Entombment (11605/330): Mephisto summons the denizens of Hell to help him catch Faust's soul as it leaves his body. A chorus of angels arrives, strews rose petals (11700/332), and distracts Mephisto with attractive cherubs (11800/335) so that they can steal Faust's soul.


Mountain Gorges (11845/337): Pater Seraphicus, one of the four holy anchorites (hermit men living in union with nature and spirituality, Hamlin 337 fn 3) gives a group of unbaptized children his eyes to see nature (11910/339). The angels return with Faust's essence, proclaiming:

"The More Perfected Angels: No angel could sever the union
Of two fused in one,
Of twin natures blended,
Eternal love alone
Has strength to end it" (11960/340).

The Mater Gloriosa (Glorious Mother), an icon of the Virgin Mary, arrives and so does Gretchen, who lives on as "One Penitent," transcends with Faust's essence. The last lines have evoked much debate on their meaning:

"Chorus Mysticus: All that is changeable
Is but reflected;
The unattainable
Here is effected;
Human discernment
Here is passed by;
The Eternal-Feminine
Draws us on high" (12105-12110/344).


 



Works Cited:


Brown, Jane K. Goethe's Faust: The German Tragedy. Ithaca and London: Cornell UP, 1986. Print.
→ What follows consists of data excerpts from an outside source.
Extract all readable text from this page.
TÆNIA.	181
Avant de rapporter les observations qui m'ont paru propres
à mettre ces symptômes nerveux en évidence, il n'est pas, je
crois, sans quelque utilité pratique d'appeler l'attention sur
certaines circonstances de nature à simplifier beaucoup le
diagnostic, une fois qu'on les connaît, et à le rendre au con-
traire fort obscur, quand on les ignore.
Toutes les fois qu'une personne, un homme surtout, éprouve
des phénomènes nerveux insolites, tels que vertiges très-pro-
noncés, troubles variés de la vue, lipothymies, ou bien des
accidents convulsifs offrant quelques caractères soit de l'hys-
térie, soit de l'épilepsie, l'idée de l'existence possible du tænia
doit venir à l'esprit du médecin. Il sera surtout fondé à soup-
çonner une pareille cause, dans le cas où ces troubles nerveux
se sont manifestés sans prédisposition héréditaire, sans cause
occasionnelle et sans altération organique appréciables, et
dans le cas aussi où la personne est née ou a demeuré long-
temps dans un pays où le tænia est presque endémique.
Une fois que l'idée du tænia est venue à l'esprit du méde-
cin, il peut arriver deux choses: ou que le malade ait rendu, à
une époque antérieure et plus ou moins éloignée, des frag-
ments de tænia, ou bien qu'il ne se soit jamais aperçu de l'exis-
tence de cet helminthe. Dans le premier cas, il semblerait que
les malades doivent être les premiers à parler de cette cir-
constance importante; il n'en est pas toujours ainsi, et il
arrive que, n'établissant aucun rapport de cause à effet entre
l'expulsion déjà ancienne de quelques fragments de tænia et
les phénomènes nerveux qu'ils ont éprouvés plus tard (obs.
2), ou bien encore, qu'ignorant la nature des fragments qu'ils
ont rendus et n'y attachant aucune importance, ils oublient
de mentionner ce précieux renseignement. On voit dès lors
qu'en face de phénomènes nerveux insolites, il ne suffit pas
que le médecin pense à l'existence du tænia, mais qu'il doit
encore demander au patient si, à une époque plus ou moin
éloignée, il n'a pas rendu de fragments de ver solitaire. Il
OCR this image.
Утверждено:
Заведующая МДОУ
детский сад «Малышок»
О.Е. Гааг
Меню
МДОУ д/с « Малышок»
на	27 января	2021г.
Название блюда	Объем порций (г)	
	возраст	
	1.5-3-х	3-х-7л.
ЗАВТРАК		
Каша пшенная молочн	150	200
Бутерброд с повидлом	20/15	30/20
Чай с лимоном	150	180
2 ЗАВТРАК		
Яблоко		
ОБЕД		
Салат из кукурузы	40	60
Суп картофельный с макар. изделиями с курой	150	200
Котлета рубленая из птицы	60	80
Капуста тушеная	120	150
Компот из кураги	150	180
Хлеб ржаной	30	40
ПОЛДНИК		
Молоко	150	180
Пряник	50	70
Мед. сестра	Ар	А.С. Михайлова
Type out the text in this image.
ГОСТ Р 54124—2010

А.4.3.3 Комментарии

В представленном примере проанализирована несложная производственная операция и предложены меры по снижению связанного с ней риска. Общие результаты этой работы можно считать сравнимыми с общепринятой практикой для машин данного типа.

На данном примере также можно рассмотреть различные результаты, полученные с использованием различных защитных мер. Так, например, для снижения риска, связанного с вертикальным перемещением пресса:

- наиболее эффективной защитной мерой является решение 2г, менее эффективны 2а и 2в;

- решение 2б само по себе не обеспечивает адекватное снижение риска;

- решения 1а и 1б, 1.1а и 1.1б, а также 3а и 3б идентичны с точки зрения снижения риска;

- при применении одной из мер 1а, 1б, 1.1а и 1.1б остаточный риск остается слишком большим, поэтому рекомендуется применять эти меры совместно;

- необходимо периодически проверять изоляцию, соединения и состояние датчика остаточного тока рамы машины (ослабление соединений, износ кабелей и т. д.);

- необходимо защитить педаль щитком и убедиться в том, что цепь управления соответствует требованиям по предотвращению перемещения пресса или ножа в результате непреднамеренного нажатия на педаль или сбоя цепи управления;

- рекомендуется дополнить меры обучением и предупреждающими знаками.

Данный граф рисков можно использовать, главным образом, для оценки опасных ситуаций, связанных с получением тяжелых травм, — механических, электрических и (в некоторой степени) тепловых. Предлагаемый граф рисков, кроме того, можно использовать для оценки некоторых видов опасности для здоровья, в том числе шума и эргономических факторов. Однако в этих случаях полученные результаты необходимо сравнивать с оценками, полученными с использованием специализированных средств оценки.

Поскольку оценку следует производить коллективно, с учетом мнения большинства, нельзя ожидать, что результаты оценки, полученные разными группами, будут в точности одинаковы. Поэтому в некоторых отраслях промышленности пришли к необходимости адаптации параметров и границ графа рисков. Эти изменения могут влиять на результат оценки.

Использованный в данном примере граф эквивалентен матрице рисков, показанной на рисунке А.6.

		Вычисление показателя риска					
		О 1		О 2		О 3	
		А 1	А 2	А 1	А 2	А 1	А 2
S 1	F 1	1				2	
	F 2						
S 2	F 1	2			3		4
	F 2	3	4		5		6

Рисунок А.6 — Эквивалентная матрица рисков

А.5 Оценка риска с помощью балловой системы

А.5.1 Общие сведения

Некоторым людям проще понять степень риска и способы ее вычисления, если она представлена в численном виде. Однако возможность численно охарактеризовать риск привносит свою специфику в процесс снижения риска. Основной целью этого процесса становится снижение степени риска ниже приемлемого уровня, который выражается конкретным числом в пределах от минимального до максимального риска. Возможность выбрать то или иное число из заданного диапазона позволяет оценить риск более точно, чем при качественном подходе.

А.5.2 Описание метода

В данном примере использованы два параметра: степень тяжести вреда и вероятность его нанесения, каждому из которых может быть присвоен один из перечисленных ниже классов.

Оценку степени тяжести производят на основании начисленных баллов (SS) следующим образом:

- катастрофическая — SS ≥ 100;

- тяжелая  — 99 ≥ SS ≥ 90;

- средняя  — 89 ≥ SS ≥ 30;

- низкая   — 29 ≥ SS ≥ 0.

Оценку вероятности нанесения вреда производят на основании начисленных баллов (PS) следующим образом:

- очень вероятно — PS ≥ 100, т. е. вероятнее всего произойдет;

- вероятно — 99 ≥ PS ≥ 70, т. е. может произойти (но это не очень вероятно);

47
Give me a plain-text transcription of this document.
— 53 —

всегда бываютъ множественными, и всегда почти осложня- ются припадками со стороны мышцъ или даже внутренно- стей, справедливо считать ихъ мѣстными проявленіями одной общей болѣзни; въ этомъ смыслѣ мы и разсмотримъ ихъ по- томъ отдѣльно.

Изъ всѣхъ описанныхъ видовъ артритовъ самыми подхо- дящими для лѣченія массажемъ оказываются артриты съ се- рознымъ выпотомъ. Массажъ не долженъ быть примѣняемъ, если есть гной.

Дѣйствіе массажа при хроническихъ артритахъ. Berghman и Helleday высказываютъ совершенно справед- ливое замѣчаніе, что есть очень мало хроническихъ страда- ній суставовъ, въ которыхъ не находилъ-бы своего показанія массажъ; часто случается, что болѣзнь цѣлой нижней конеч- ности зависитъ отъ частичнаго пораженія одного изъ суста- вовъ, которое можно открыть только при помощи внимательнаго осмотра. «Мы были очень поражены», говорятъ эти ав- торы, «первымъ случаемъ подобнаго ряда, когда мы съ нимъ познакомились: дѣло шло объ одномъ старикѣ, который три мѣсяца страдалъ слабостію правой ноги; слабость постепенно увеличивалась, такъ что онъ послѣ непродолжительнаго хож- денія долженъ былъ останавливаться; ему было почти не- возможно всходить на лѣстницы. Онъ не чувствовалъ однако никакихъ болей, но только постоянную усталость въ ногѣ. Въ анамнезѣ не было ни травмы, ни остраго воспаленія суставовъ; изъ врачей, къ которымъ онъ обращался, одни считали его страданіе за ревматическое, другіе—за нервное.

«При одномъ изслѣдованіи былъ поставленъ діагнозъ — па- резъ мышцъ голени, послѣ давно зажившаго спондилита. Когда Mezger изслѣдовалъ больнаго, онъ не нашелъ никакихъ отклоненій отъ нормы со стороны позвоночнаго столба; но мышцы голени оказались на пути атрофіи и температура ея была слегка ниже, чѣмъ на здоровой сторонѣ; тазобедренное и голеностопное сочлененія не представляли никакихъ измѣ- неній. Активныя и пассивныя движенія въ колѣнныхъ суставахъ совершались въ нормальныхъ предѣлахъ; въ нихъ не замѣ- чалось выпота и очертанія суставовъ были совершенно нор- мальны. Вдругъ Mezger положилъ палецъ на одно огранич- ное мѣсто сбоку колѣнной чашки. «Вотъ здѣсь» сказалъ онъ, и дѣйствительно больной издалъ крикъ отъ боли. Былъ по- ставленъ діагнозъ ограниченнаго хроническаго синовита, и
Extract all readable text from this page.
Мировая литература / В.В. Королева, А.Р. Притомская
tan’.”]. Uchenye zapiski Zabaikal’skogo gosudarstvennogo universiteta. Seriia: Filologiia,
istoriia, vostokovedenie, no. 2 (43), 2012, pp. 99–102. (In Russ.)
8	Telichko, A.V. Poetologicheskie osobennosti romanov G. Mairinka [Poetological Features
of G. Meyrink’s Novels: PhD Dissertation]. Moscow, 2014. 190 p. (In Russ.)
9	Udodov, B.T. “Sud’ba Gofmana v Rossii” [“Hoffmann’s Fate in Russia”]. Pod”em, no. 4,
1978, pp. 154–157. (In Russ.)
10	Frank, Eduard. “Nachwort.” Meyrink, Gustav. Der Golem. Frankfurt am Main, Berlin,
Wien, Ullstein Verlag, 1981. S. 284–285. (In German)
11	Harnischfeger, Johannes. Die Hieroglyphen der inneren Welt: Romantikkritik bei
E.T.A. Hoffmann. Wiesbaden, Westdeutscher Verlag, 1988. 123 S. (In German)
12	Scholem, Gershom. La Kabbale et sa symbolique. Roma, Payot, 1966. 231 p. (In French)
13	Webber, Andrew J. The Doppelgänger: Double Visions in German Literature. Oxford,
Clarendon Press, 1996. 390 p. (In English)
Goethe, J. W. v. Faust. Trans. W. Arndt. NY: W. W. Norton, 2001.

Goethe, J. W. v. "Outline of the Contents for Part Two." Faust. Trans. W. Arndt. NY: W. W. Norton, 2001. 521-23.

Goethe, J. W. v. "Second Sketch for the Announcement of the Helena." Faust. Trans. Cyrus Hamlin and Dolores Signori. NY: W. W. Norton, 2001. 523-30.

Hamlin, Cyrus. "Interpretive Notes." Faust. Trans. W. Arnold. NY: W. W. Norton, 2001. 345-491.

"Phantasmagoria." Oxford English Dictionary. 2nd ed. Oxford: Oxford UP, 2002. Web.

Stalwell, F. M. and G. L. Dickinson. Goethe and Faust: an Interpretation. NY: Haskell, 1972.